Contents



Introduction

Numba and Cython promise a lot to speed up this dead slow language called Python. But what to use in production to speed-up numpy array handling? I provided a few similar benchmarks in this talk already. However, the main difference here is, that I’m not benchmarking the math operations itself but also the I/O (the matrix M is returned from the function). Further, I find it quite difficult to use Numba in production code. Due to the nature of a JIT, it may causes a few surprises and the speed-up was not always as good as promised. In other words, I never found numba to be really helpful outside a few Jupyter notebook examples.

Therefore, we’ll have a look NumPy array processing. Using np.sin(M) is considered as “best practice” when applying a mathematical function to every element of an array.

Setup

The setup is straight forward. The following functions are evaluated on numpy arrays of dimensions (1x1), (10x10), (100x100). On larger arrays (1000x1000, 10000x10000) only numba and cython memory functions were evaluated. Each function is evaluated 1000 times on each input array.

def native_python(M):
    """Native Python function to compute
       sin of every element in a NumPy array
    """
    for i in range(M.shape[0]):
        for j in range(M.shape[1]):
            M[i,j] = math.sin(M[i,j])
    return M
def native_numpy(M):
    """Native NumPy function to calculate
       element-wise sin of a NumPy array
    NB!: defined as a function to incorporate 
         function call overhead
    """
    return np.sin(M)
@numba.njit(parallel=False, boundscheck=False)
def native_numba(M):
    """Native Numba accelerated Python function to compute
       sin of every element in a NumPy array
    """
    for i in range(M.shape[0]):
        for j in range(M.shape[1]):
            M[i,j] = math.sin(M[i,j])
    return M
import cython

cimport numpy as np
import numpy as np

DTYPE = np.float

from libc.math cimport sin



@cython.boundscheck(False)
@cython.wraparound(False)
cpdef mixed_cython(M):
    cdef Py_ssize_t dim0 = M.shape[0]
    cdef Py_ssize_t dim1 = M.shape[1]
    cdef Py_ssize_t i,j

    for i in range(dim0):
        for j in range(dim1):
            M[i,j] = sin(M[i,j])
    return M

@cython.boundscheck(False)
@cython.wraparound(False)
cpdef np.ndarray native_cython(np.ndarray M):
    cdef Py_ssize_t dim0 = M.shape[0]
    cdef Py_ssize_t dim1 = M.shape[1]
    cdef Py_ssize_t i,j
    
    assert M.dtype == DTYPE
    
    for i in range(dim0):
        for j in range(dim1):
            M[i,j] = sin(M[i,j])
    
    return M


@cython.boundscheck(False)
@cython.wraparound(False)
cpdef mem_view_cython(double[:, :] M):
    cdef Py_ssize_t dim0 = M.shape[0]
    cdef Py_ssize_t dim1 = M.shape[1]
    cdef Py_ssize_t i,j
    
    for i in range(dim0):
        for j in range(dim1):
            M[i,j] = sin(M[i,j])    

    return M

@cython.boundscheck(False)
@cython.wraparound(False)
cpdef mem_view_contig_cython(double[:, ::1] M):
    cdef Py_ssize_t dim0 = M.shape[0]
    cdef Py_ssize_t dim1 = M.shape[1]
    cdef Py_ssize_t i,j
    
    for i in range(dim0):
        for j in range(dim1):
            M[i,j] = sin(M[i,j])    

    return M

Results

Comparison for matrix dim smaller/equal 100

Comparison for matrix dim == 1000

Comparison for matrix dim == 10000

NB!: Using np.sin(M) involves a few inefficient memory copies which make it basically useless for large arrays.
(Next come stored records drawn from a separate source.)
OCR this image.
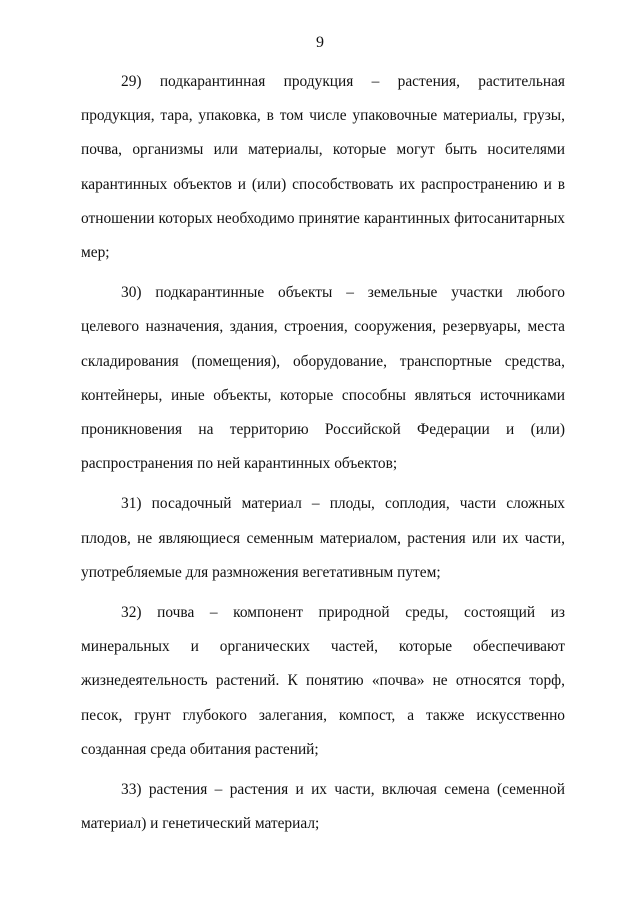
9

29) подкарантинная продукция – растения, растительная продукция, тара, упаковка, в том числе упаковочные материалы, грузы, почва, организмы или материалы, которые могут быть носителями карантинных объектов и (или) способствовать их распространению и в отношении которых необходимо принятие карантинных фитосанитарных мер;

30) подкарантинные объекты – земельные участки любого целевого назначения, здания, строения, сооружения, резервуары, места складирования (помещения), оборудование, транспортные средства, контейнеры, иные объекты, которые способны являться источниками проникновения на территорию Российской Федерации и (или) распространения по ней карантинных объектов;

31) посадочный материал – плоды, соплодия, части сложных плодов, не являющиеся семенным материалом, растения или их части, употребляемые для размножения вегетативным путем;

32) почва – компонент природной среды, состоящий из минеральных и органических частей, которые обеспечивают жизнедеятельность растений. К понятию «почва» не относятся торф, песок, грунт глубокого залегания, компост, а также искусственно созданная среда обитания растений;

33) растения – растения и их части, включая семена (семенной материал) и генетический материал;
It would be getting worse if used in combination with @numba.njit(parallel=True).

Conclusions

A key observation is the high variability when using numba. Optimized cython functions seem not only to be faster but the overall performance is more constant. This is extremely important for production use.

When we know the memory layout of a numpy array, then using contigous memory views are worth adding the :1 ;).